We’ve all heard the saying that abs are made in the kitchen and, to a certain extent, this is true. But let’s not leave out back fat and flabby thighs. All of our body is effected by what we eat and drink. But our food habits are just a piece of the puzzle that leads to success. There are other pieces that need your attention. Do you know what one of the most important is?
It’s one of my favorite things to do. It seems to be the first thing people sacrifice when life gets busy and it’s understandable. When you sleep, you don’t get anything done. But that’s not exactly true. Your body and mind need this time to recuperate, renew, and heal. But that’s not all.
Studies indicate that sleep is critical when it comes to losing weight because it affects hormones that influence your weight loss. Leptin and ghrelin are controlled by your fat cells and when they get out of whack, your body is sure to feel it. When things are functioning as they should, your fat cells produce leptin and you don’t feel hungry. When your fat cells produce ghrelin, hunger is stimulated. This is the natural balance of our hormones and everything works fine when the body has what it needs. These hormones we never think about need to be controlled when attempting to lose weight and guess what helps this happen? Right. Sleep.
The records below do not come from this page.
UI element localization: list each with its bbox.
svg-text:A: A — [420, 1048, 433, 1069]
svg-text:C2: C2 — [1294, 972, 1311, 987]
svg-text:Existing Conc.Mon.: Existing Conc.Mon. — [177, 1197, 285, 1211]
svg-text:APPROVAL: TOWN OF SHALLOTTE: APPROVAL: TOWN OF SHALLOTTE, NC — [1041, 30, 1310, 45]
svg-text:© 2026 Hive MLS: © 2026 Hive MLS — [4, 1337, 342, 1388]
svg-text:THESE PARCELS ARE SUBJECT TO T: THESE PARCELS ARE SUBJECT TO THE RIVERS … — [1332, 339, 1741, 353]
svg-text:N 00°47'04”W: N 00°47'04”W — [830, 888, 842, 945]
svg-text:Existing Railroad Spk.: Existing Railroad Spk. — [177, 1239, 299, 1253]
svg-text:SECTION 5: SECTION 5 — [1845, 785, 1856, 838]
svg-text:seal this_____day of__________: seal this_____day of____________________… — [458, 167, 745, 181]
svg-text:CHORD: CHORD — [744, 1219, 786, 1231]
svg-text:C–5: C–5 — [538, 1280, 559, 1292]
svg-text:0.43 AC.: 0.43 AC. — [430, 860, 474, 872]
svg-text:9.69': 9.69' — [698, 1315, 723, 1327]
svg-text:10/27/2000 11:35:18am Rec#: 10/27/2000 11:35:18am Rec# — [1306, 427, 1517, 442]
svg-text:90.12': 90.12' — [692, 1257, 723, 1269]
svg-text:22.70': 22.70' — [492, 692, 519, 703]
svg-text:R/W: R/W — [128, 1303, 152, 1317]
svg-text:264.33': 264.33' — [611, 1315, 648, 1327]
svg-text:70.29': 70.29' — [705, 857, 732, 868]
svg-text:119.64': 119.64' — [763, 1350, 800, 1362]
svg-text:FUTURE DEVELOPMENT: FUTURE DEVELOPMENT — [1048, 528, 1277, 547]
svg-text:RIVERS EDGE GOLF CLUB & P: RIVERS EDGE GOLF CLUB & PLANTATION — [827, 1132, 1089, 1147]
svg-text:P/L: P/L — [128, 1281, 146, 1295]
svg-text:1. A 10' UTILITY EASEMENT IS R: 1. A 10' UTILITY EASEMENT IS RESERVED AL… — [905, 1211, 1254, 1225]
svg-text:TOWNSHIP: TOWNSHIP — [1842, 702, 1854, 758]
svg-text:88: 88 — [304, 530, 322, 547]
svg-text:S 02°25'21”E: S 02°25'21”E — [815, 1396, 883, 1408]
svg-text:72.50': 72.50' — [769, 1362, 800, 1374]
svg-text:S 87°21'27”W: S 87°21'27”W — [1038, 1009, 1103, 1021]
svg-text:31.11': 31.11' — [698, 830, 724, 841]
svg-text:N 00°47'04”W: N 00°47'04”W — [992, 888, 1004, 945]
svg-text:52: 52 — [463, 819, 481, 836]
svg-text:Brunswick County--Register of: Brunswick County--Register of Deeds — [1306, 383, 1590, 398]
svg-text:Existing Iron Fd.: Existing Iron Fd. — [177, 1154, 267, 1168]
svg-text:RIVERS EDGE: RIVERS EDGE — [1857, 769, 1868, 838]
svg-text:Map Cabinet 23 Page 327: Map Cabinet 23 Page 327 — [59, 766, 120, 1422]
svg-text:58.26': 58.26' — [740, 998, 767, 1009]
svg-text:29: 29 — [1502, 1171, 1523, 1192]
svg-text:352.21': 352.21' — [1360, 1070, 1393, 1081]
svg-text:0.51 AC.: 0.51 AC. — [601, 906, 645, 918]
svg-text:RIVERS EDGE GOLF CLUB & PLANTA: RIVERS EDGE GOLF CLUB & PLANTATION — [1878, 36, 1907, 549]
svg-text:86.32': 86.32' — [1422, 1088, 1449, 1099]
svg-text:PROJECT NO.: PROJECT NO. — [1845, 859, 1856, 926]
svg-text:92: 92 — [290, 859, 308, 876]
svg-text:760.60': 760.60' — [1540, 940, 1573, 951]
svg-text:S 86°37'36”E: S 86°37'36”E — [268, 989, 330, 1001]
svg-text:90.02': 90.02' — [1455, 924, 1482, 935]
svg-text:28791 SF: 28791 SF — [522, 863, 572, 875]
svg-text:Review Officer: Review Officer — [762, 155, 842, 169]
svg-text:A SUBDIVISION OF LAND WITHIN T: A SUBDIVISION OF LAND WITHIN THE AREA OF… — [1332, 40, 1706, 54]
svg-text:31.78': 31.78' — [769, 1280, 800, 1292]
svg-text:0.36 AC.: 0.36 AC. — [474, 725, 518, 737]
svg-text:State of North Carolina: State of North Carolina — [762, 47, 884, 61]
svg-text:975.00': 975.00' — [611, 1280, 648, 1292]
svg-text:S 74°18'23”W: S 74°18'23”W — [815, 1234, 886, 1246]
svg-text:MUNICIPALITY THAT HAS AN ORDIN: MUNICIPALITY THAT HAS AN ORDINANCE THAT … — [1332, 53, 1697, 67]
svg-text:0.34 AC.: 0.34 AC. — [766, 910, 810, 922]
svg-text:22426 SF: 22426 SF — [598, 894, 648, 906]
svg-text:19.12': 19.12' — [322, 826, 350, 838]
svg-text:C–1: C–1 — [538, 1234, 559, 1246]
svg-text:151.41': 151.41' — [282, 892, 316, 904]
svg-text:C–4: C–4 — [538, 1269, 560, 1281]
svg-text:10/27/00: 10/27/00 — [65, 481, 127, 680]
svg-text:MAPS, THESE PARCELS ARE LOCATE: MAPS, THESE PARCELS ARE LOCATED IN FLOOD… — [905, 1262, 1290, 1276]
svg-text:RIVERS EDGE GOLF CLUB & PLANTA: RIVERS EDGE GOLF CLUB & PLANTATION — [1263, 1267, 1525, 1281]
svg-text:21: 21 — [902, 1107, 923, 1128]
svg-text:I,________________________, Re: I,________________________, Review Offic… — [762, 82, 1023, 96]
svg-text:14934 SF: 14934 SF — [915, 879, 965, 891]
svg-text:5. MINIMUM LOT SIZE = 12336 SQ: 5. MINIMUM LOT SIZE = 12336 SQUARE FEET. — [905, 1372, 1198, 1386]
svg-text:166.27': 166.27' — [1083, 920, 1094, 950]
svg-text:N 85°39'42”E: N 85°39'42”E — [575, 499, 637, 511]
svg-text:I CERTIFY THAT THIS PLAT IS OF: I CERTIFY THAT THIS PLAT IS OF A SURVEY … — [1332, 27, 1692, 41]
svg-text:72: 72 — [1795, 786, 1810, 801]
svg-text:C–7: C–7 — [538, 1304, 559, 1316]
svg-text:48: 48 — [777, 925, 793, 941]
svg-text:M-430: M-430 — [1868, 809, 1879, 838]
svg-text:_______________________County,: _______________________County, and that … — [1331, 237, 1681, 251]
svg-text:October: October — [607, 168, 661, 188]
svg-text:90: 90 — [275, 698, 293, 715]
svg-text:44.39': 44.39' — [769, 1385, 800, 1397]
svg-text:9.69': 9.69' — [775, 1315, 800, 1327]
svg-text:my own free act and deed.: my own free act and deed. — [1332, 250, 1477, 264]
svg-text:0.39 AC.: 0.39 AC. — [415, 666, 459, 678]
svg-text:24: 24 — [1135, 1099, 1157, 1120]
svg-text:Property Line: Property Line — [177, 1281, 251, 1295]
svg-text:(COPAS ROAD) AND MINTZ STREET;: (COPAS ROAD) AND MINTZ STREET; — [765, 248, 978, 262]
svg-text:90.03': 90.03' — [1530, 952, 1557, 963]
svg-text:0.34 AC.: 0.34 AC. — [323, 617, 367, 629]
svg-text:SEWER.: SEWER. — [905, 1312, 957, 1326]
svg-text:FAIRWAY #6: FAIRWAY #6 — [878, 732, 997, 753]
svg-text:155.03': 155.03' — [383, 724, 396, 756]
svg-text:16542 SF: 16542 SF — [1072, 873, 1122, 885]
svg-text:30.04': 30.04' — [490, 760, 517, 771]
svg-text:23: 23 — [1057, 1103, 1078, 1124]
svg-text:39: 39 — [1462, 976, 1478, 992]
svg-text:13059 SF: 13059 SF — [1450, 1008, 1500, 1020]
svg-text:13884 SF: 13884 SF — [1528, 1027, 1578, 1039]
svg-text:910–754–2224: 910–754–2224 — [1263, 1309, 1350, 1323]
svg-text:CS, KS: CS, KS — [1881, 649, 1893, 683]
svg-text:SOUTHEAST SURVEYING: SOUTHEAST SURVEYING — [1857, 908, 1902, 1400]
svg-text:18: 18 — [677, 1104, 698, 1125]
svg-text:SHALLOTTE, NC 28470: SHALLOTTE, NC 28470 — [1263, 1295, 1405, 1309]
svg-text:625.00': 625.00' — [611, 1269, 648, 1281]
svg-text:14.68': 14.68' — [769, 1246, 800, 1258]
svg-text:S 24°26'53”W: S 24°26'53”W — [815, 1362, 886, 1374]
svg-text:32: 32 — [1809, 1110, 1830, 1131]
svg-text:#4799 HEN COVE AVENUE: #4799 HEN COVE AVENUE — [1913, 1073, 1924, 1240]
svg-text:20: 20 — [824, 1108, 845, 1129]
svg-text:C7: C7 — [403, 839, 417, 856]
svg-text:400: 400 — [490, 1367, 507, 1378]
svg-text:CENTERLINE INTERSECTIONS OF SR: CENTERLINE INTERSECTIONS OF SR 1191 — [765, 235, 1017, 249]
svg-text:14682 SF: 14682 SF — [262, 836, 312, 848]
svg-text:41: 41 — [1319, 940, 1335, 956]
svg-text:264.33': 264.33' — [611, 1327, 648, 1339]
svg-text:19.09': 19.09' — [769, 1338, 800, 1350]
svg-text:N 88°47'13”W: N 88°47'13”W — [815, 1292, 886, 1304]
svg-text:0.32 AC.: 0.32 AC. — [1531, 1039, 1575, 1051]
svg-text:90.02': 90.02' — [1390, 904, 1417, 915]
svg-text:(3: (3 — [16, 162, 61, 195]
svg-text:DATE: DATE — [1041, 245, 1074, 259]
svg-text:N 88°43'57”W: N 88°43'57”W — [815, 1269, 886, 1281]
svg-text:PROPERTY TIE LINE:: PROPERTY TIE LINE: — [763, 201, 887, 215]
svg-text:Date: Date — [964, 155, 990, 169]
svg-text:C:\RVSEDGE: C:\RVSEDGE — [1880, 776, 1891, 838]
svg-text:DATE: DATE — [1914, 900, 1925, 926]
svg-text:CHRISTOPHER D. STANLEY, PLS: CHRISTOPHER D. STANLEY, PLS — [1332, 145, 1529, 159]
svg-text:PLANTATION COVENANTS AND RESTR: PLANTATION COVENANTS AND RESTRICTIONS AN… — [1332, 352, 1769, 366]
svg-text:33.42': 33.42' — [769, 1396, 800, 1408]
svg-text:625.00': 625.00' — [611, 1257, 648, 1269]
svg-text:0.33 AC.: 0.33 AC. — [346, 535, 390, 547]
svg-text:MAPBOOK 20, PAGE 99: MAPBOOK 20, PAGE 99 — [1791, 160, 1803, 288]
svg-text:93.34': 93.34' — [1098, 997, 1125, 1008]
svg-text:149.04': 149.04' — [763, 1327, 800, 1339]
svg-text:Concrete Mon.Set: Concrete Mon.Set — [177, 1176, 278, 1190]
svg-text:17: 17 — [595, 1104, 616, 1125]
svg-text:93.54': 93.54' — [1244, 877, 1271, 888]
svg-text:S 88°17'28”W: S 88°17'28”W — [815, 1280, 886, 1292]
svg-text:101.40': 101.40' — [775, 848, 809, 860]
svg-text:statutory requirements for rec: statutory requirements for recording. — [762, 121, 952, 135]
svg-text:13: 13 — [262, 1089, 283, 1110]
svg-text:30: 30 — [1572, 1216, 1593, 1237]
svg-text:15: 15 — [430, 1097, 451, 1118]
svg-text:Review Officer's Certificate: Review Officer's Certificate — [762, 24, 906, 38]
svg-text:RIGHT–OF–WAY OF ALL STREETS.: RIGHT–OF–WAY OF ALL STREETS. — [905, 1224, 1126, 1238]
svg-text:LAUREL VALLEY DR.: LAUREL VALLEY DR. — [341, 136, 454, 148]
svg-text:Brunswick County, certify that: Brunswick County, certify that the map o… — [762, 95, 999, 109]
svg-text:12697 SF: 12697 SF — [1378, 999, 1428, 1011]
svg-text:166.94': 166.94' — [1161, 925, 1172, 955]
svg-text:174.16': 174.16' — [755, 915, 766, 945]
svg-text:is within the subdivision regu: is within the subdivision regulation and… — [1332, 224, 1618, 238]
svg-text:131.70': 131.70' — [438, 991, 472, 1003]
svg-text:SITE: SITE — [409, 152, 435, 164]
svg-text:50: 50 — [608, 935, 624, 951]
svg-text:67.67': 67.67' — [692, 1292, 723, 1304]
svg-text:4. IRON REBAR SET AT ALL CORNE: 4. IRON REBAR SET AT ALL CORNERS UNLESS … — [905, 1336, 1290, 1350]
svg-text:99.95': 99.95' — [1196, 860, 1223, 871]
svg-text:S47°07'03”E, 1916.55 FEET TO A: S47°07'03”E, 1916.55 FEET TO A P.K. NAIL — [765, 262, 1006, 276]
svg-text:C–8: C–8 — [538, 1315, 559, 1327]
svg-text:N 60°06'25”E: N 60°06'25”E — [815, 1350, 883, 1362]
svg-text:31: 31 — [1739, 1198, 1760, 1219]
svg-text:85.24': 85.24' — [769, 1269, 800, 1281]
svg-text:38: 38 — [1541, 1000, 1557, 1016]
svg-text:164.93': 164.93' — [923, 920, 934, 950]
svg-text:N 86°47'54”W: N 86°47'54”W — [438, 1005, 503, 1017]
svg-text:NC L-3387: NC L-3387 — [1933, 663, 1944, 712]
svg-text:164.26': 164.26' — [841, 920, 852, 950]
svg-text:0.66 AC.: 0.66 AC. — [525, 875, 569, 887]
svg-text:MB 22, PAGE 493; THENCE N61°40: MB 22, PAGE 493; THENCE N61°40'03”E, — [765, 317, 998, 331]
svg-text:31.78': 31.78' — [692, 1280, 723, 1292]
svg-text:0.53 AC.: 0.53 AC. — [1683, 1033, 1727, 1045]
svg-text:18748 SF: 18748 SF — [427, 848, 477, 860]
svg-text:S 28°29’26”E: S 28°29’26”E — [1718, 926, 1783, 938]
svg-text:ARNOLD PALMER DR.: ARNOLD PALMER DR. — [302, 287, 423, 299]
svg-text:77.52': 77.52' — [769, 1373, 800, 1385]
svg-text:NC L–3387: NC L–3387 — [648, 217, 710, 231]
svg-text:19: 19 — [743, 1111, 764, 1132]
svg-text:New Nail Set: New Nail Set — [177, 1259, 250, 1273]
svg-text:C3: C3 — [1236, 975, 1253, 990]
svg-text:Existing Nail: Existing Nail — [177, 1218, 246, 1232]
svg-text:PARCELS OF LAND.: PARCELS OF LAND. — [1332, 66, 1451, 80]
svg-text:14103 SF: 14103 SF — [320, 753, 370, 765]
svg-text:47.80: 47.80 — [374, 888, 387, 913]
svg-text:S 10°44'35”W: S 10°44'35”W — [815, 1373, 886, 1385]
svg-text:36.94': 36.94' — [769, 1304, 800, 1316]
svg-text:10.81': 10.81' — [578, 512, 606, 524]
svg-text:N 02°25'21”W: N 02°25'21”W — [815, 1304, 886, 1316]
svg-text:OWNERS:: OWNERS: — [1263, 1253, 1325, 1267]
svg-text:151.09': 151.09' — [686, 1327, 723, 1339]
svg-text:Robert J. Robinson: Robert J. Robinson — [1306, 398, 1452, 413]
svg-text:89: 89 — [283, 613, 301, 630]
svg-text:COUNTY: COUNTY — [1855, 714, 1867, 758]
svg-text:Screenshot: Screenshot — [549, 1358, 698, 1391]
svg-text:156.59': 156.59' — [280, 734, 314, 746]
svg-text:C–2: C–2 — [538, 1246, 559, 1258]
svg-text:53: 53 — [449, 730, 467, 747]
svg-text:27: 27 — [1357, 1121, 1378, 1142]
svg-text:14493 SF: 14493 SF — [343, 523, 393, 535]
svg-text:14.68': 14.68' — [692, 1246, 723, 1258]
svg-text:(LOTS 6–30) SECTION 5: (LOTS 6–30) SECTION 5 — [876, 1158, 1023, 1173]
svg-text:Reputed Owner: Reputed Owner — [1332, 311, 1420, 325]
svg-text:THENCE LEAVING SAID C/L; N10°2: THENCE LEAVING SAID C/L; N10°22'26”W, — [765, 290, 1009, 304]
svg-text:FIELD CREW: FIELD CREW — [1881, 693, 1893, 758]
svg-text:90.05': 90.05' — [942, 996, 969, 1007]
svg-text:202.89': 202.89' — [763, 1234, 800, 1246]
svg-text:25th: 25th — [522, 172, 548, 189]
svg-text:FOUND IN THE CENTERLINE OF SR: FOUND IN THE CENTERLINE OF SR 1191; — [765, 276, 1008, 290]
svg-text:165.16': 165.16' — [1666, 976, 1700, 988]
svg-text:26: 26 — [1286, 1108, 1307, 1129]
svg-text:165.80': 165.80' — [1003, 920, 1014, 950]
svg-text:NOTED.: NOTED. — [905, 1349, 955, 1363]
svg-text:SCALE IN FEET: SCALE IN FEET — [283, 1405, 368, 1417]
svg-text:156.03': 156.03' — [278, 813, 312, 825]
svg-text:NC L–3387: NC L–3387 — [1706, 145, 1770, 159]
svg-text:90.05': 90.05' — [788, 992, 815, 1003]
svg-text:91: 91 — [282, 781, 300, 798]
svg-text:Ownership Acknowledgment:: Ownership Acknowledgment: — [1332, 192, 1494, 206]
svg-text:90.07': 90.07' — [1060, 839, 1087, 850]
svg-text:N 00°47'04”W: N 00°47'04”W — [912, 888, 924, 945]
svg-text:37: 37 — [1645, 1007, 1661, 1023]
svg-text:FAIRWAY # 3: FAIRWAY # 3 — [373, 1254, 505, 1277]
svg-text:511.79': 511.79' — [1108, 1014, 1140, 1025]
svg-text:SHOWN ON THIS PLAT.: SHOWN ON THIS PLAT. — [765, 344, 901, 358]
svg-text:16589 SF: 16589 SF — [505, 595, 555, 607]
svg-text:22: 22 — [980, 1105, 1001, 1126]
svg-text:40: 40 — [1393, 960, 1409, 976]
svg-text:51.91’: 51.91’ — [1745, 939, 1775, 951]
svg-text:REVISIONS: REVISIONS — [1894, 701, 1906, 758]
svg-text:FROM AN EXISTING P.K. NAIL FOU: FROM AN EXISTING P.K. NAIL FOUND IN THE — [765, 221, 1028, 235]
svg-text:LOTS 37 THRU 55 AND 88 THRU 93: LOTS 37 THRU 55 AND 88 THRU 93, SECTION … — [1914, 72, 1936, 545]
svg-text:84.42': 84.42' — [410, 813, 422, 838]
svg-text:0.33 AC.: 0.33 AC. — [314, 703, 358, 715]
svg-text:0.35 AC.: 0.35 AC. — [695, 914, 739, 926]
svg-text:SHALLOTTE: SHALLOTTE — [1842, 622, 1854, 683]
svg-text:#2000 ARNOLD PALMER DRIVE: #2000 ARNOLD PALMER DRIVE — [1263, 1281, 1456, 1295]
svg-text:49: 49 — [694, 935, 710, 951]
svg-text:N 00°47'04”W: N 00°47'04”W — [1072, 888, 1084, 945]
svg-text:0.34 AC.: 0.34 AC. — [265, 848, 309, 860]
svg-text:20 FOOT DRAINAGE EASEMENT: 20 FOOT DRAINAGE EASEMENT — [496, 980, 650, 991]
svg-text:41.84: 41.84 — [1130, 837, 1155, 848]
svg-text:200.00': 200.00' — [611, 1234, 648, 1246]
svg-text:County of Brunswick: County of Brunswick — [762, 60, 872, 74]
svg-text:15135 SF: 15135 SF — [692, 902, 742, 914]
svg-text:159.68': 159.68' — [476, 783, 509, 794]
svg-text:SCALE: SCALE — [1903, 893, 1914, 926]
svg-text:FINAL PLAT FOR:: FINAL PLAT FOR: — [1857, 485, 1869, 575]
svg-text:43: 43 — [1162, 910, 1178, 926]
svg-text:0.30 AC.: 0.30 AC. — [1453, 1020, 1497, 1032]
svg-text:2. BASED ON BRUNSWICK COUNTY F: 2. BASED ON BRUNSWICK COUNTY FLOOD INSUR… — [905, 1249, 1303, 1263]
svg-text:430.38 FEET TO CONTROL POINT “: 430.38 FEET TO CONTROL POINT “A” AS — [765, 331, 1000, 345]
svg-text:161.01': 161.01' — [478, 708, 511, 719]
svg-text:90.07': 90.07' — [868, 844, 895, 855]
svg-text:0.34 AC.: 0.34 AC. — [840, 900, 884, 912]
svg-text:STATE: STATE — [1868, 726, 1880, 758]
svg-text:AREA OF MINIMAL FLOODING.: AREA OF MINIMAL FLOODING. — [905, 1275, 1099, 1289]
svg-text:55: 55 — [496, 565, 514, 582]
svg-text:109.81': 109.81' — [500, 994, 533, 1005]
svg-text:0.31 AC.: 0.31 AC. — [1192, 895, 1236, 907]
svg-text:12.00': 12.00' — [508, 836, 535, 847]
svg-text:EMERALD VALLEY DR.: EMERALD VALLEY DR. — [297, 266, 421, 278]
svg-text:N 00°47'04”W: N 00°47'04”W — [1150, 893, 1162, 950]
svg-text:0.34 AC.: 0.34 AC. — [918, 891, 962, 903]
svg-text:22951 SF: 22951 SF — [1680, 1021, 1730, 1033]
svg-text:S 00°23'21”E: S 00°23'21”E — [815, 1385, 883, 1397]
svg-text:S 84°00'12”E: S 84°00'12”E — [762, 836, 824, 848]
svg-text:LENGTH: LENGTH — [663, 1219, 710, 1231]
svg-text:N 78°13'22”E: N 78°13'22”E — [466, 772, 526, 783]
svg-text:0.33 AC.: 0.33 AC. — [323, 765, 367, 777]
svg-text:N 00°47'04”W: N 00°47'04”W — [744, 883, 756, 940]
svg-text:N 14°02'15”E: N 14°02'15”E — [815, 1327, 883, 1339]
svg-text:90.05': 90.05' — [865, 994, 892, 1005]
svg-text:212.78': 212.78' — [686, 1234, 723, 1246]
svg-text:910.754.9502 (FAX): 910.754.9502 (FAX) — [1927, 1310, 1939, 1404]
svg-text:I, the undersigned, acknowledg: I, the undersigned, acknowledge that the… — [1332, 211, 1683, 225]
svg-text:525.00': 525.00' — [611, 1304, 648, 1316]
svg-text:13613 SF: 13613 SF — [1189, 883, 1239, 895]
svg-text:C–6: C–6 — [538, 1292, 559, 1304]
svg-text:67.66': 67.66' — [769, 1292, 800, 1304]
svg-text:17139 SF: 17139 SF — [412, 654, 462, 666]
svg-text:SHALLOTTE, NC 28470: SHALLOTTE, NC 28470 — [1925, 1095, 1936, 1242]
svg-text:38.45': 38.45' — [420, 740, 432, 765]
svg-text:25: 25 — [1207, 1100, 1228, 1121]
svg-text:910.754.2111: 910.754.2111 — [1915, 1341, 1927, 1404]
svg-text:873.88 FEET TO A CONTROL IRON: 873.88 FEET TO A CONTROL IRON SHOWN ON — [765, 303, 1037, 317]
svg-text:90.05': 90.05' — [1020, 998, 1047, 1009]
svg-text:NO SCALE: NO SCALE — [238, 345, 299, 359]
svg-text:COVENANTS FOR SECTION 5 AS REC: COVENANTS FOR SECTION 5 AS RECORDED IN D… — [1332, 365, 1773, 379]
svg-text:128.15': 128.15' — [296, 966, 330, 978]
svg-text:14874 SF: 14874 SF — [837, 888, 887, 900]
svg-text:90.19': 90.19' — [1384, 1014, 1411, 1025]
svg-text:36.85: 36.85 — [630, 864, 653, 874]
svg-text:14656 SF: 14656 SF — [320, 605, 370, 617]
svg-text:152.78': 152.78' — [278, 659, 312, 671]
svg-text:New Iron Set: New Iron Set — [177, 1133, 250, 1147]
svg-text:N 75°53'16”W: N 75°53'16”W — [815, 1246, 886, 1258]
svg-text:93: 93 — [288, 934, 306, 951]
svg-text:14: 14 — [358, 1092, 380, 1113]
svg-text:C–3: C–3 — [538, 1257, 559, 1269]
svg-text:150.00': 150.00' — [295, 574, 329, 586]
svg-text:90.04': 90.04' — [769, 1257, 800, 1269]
So what happens when we don’t get enough sleep? It all begins with insulin. Sleep deprivation cause your fat cells to slack on their job. Lack of sleep triggers your brain to need more food. In short, insulin sensitivity drops and things start getting wacky. When you don’t get enough sleep, your hormones react. As a result, your body senses the imbalance and it begins to feel a little stress and, boom, there it is. Trouble trying to sneak in through the back door.
When this imbalance starts taking place, cortisol enters the picture. Why? Because lack of sleep releases cortisol. Now you’ve got nice little hormone cocktail that’s going to make a mess of things. Why? Because cortisol activates pleasure centers in the brain, which might make you want some cookies or ice cream. Lack of sleep increases ghrelin, too, which makes you feel hungry. So, it is possible to feel hungry having just eaten because of these hormones. It is a never-ending cycle that can mess you up if you don’t get it under control.
Sleep is underrated. It does a body good and your job is to find out just how much you need. Don’t try to make yourself one of those people who can go on four hours of sleep for days. One day when you don’t have to get up, go to bed at a decent hour and sleep until you wake up. Notice how rested you feel and go to bed early enough to make that happen on a regular basis.
Your body will love your for it and getting that diy tummy tuck won’t be so hard to do.